Analysts raised their concerns about the growing severe ideological rift incited by the West against China and other developing countries, and lambasted the US and some Western countries for playing politics in the UN Human Rights Council.
To further their geopolitical goals and maintain their hegemony, the US and some Western countries have set up ideological camps and exploited human rights as instruments. They also tried to use baseless accusations about China's Xinjiang region to smear China, Wang Fuliang, deputy dean of the School of Law in Beijing Institute of Technology, told the Global Times on Monday.
Some anti-China parties have been using the human rights of ethnic groups in China's Xinjiang and Xizang regions as a focal point for their criticism of China at several Human Rights Council meetings. However, analysts noted that more countries that uphold justice have firmly backed China.
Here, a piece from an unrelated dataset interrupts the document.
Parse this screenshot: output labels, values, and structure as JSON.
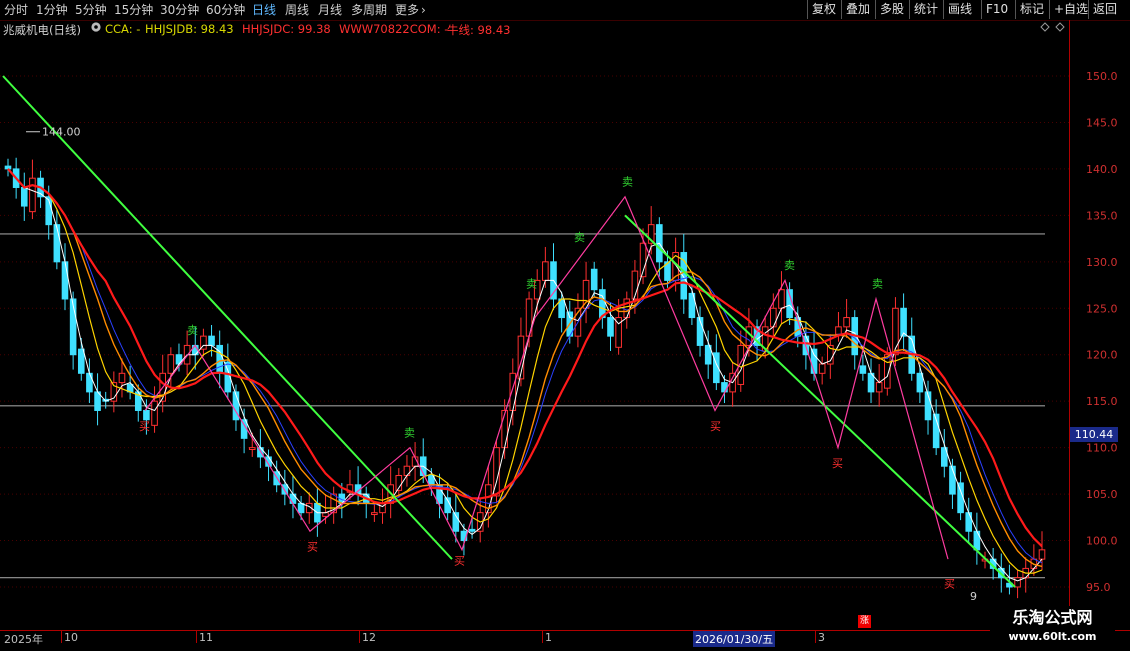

Since the falsehoods about China's Xinjiang and Xizang regions have been rejected by the facts, more countries, particularly developing ones, have come out in support of China, Zhu Yuanqing, deputy dean of the Human Rights Institute School of the Southwest University of Political Science and Law, told the Global Times on Monday.
Moreover, the growing recognition of China's exploration of its own path on human rights development is another factor in the expansion of China's "circle of friends" in the UN Human Rights Council, said Zhu.
While China has included the right to subsistence and development in its definition of human rights, the West mainly takes political rights into consideration when defining it. The US and the West were concerned about China's increasing influence at the UN Human Rights Council, said the expert.
As a result, some Western media have accused China of using its "power and influence" to try to silence criticism of its human rights. But it is the US and the West that have long adopted double standards on human rights issues to bully developing countries and point fingers at those countries' internal affairs while turning a blind eye to their own deep-seated problems, analysts said.
Wang, who attended the 54th session of the Human Rights organization in Geneva, claimed that given the US and the West's deep involvement in the international organization's operations, scholars and NGOs from these countries may also occasionally sense bias and injustice toward the human rights situation in China and other developing countries.
The Human Rights Council should act as a platform for all of its members to better promote a variety of human rights, and it should be reformed to make it more equitable and to reverse the politicized tendency and the impact of the Cold War mentality that the US and the West supported, said Wang.